Apart from increasing healthcare access, these different types of subscriptions create a more economical, reliable and sustainable solution for both patients and doctors in the long run.


The road ahead...

It’s time for the healthcare industry to take the plunge and make subscriptions the default model rather than the exception. When you think of the healthcare industry, you tend to think of curative healthcare. However, a big part of the industry also includes preventive healthcare such as routine check-ups, scans and nutrition, all of which are well suited to the subscription billing model. Many different subscription plans can be offered around preventive medical solutions with built-in incentives to foster healthy living. For instance, UK-based health insurance provider Vitality provides rewards in the form of discounts, cashbacks and freebies for their physically active customers.

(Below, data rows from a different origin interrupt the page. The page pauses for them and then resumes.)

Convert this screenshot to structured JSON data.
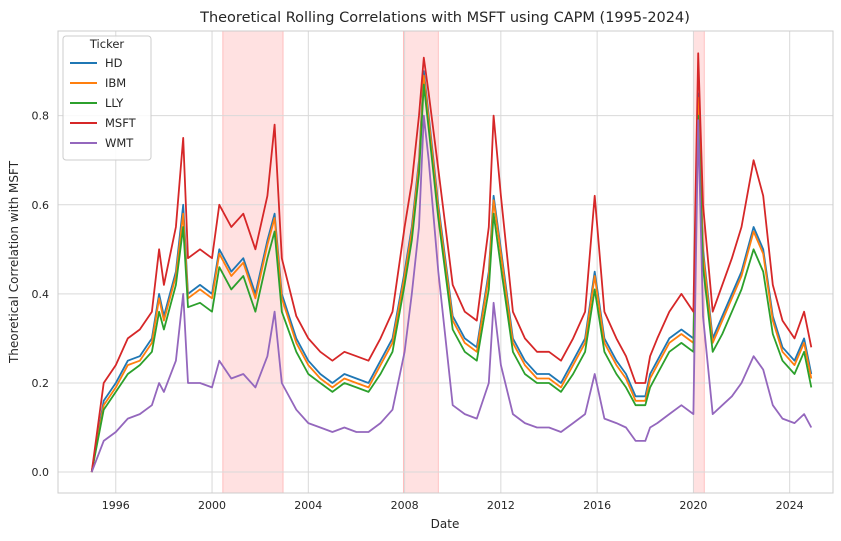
{
  "chart_data": {
    "type": "line",
    "title": "Theoretical Rolling Correlations with MSFT using CAPM (1995-2024)",
    "xlabel": "Date",
    "ylabel": "Theoretical Correlation with MSFT",
    "xlim": [
      1993.6,
      2025.8
    ],
    "ylim": [
      -0.047,
      0.99
    ],
    "x_ticks": [
      1996,
      2000,
      2004,
      2008,
      2012,
      2016,
      2020,
      2024
    ],
    "x_tick_labels": [
      "1996",
      "2000",
      "2004",
      "2008",
      "2012",
      "2016",
      "2020",
      "2024"
    ],
    "y_ticks": [
      0.0,
      0.2,
      0.4,
      0.6,
      0.8
    ],
    "y_tick_labels": [
      "0.0",
      "0.2",
      "0.4",
      "0.6",
      "0.8"
    ],
    "grid": true,
    "legend_position": "top-left",
    "legend_title": "Ticker",
    "shaded_periods": [
      {
        "start": 2000.45,
        "end": 2002.95,
        "color": "#ffb3b3"
      },
      {
        "start": 2007.95,
        "end": 2009.4,
        "color": "#ffb3b3"
      },
      {
        "start": 2020.0,
        "end": 2020.45,
        "color": "#ffb3b3"
      }
    ],
    "x": [
      1995.0,
      1995.5,
      1996.0,
      1996.5,
      1997.0,
      1997.5,
      1997.8,
      1998.0,
      1998.5,
      1998.8,
      1999.0,
      1999.5,
      2000.0,
      2000.3,
      2000.8,
      2001.3,
      2001.8,
      2002.3,
      2002.6,
      2002.9,
      2003.5,
      2004.0,
      2004.5,
      2005.0,
      2005.5,
      2006.0,
      2006.5,
      2007.0,
      2007.5,
      2008.0,
      2008.3,
      2008.6,
      2008.8,
      2009.0,
      2009.4,
      2010.0,
      2010.5,
      2011.0,
      2011.5,
      2011.7,
      2012.0,
      2012.5,
      2013.0,
      2013.5,
      2014.0,
      2014.5,
      2015.0,
      2015.5,
      2015.9,
      2016.3,
      2016.8,
      2017.2,
      2017.6,
      2018.0,
      2018.2,
      2018.5,
      2019.0,
      2019.5,
      2020.0,
      2020.2,
      2020.4,
      2020.8,
      2021.2,
      2021.6,
      2022.0,
      2022.5,
      2022.9,
      2023.3,
      2023.7,
      2024.2,
      2024.6,
      2024.9
    ],
    "series": [
      {
        "name": "HD",
        "color": "#1f77b4",
        "values": [
          0.0,
          0.16,
          0.2,
          0.25,
          0.26,
          0.3,
          0.4,
          0.35,
          0.45,
          0.6,
          0.4,
          0.42,
          0.4,
          0.5,
          0.45,
          0.48,
          0.4,
          0.52,
          0.58,
          0.4,
          0.3,
          0.25,
          0.22,
          0.2,
          0.22,
          0.21,
          0.2,
          0.25,
          0.3,
          0.45,
          0.55,
          0.7,
          0.9,
          0.8,
          0.6,
          0.35,
          0.3,
          0.28,
          0.45,
          0.62,
          0.5,
          0.3,
          0.25,
          0.22,
          0.22,
          0.2,
          0.25,
          0.3,
          0.45,
          0.3,
          0.25,
          0.22,
          0.17,
          0.17,
          0.22,
          0.25,
          0.3,
          0.32,
          0.3,
          0.85,
          0.5,
          0.3,
          0.35,
          0.4,
          0.45,
          0.55,
          0.5,
          0.35,
          0.28,
          0.25,
          0.3,
          0.22
        ]
      },
      {
        "name": "IBM",
        "color": "#ff7f0e",
        "values": [
          0.0,
          0.15,
          0.19,
          0.24,
          0.25,
          0.29,
          0.39,
          0.34,
          0.44,
          0.58,
          0.39,
          0.41,
          0.39,
          0.49,
          0.44,
          0.47,
          0.39,
          0.51,
          0.57,
          0.39,
          0.29,
          0.24,
          0.21,
          0.19,
          0.21,
          0.2,
          0.19,
          0.24,
          0.29,
          0.44,
          0.54,
          0.69,
          0.89,
          0.79,
          0.59,
          0.34,
          0.29,
          0.27,
          0.44,
          0.61,
          0.49,
          0.29,
          0.24,
          0.21,
          0.21,
          0.19,
          0.24,
          0.29,
          0.44,
          0.29,
          0.24,
          0.21,
          0.16,
          0.16,
          0.21,
          0.24,
          0.29,
          0.31,
          0.29,
          0.84,
          0.49,
          0.29,
          0.34,
          0.39,
          0.44,
          0.54,
          0.49,
          0.34,
          0.27,
          0.24,
          0.29,
          0.21
        ]
      },
      {
        "name": "LLY",
        "color": "#2ca02c",
        "values": [
          0.0,
          0.14,
          0.18,
          0.22,
          0.24,
          0.27,
          0.36,
          0.32,
          0.42,
          0.55,
          0.37,
          0.38,
          0.36,
          0.46,
          0.41,
          0.44,
          0.36,
          0.48,
          0.54,
          0.36,
          0.27,
          0.22,
          0.2,
          0.18,
          0.2,
          0.19,
          0.18,
          0.22,
          0.27,
          0.42,
          0.52,
          0.67,
          0.87,
          0.77,
          0.57,
          0.32,
          0.27,
          0.25,
          0.41,
          0.58,
          0.46,
          0.27,
          0.22,
          0.2,
          0.2,
          0.18,
          0.22,
          0.27,
          0.41,
          0.27,
          0.22,
          0.19,
          0.15,
          0.15,
          0.19,
          0.22,
          0.27,
          0.29,
          0.27,
          0.8,
          0.46,
          0.27,
          0.31,
          0.36,
          0.41,
          0.5,
          0.45,
          0.31,
          0.25,
          0.22,
          0.27,
          0.19
        ]
      },
      {
        "name": "MSFT",
        "color": "#d62728",
        "values": [
          0.0,
          0.2,
          0.24,
          0.3,
          0.32,
          0.36,
          0.5,
          0.42,
          0.55,
          0.75,
          0.48,
          0.5,
          0.48,
          0.6,
          0.55,
          0.58,
          0.5,
          0.62,
          0.78,
          0.48,
          0.35,
          0.3,
          0.27,
          0.25,
          0.27,
          0.26,
          0.25,
          0.3,
          0.36,
          0.55,
          0.65,
          0.8,
          0.93,
          0.85,
          0.68,
          0.42,
          0.36,
          0.34,
          0.55,
          0.8,
          0.62,
          0.36,
          0.3,
          0.27,
          0.27,
          0.25,
          0.3,
          0.36,
          0.62,
          0.36,
          0.3,
          0.26,
          0.2,
          0.2,
          0.26,
          0.3,
          0.36,
          0.4,
          0.36,
          0.94,
          0.6,
          0.36,
          0.42,
          0.48,
          0.55,
          0.7,
          0.62,
          0.42,
          0.34,
          0.3,
          0.36,
          0.28
        ]
      },
      {
        "name": "WMT",
        "color": "#9467bd",
        "values": [
          0.0,
          0.07,
          0.09,
          0.12,
          0.13,
          0.15,
          0.2,
          0.18,
          0.25,
          0.4,
          0.2,
          0.2,
          0.19,
          0.25,
          0.21,
          0.22,
          0.19,
          0.26,
          0.36,
          0.2,
          0.14,
          0.11,
          0.1,
          0.09,
          0.1,
          0.09,
          0.09,
          0.11,
          0.14,
          0.27,
          0.4,
          0.55,
          0.8,
          0.7,
          0.45,
          0.15,
          0.13,
          0.12,
          0.2,
          0.38,
          0.24,
          0.13,
          0.11,
          0.1,
          0.1,
          0.09,
          0.11,
          0.13,
          0.22,
          0.12,
          0.11,
          0.1,
          0.07,
          0.07,
          0.1,
          0.11,
          0.13,
          0.15,
          0.13,
          0.79,
          0.35,
          0.13,
          0.15,
          0.17,
          0.2,
          0.26,
          0.23,
          0.15,
          0.12,
          0.11,
          0.13,
          0.1
        ]
      }
    ]
  }
}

Furthermore, the latest medical devices, equipment and support systems can be inaccessible to cash-strapped hospitals when provided on a product/CAPEX basis. By adopting recurring revenue models, industry suppliers can start offering service-based models with monthly subscription fees giving hospitals access to the latest healthcare technology.

A lot of software companies also use the subscription pricing model to offer Software as a Service (SaaS) in the healthcare sector. For example, nFant Labs, a US-based medical device and digital health company, offers a system which monitors and tracks infant feeding patterns through Artificial Intelligence and Machine Learning and sends the data to mobile devices which help the doctors and clinicians to decide on the most appropriate care. Furthermore, healthcare wearables is another front where subscriptions are driving more profits for companies rather than relying on standalone device sales. There are many such use cases where subscription models can easily blend in to ease the cost of healthcare access as well as simplify business processes.

We have always said that subscription models follow a customer-first mindset, and the medical industry is no different. With interest in subscription businesses growing 800% from 2014 to 2017, the time has come for mass adoption of the model in the healthcare sector as well. So, who will become the ‘Netflix’ of medicine? Only time will tell.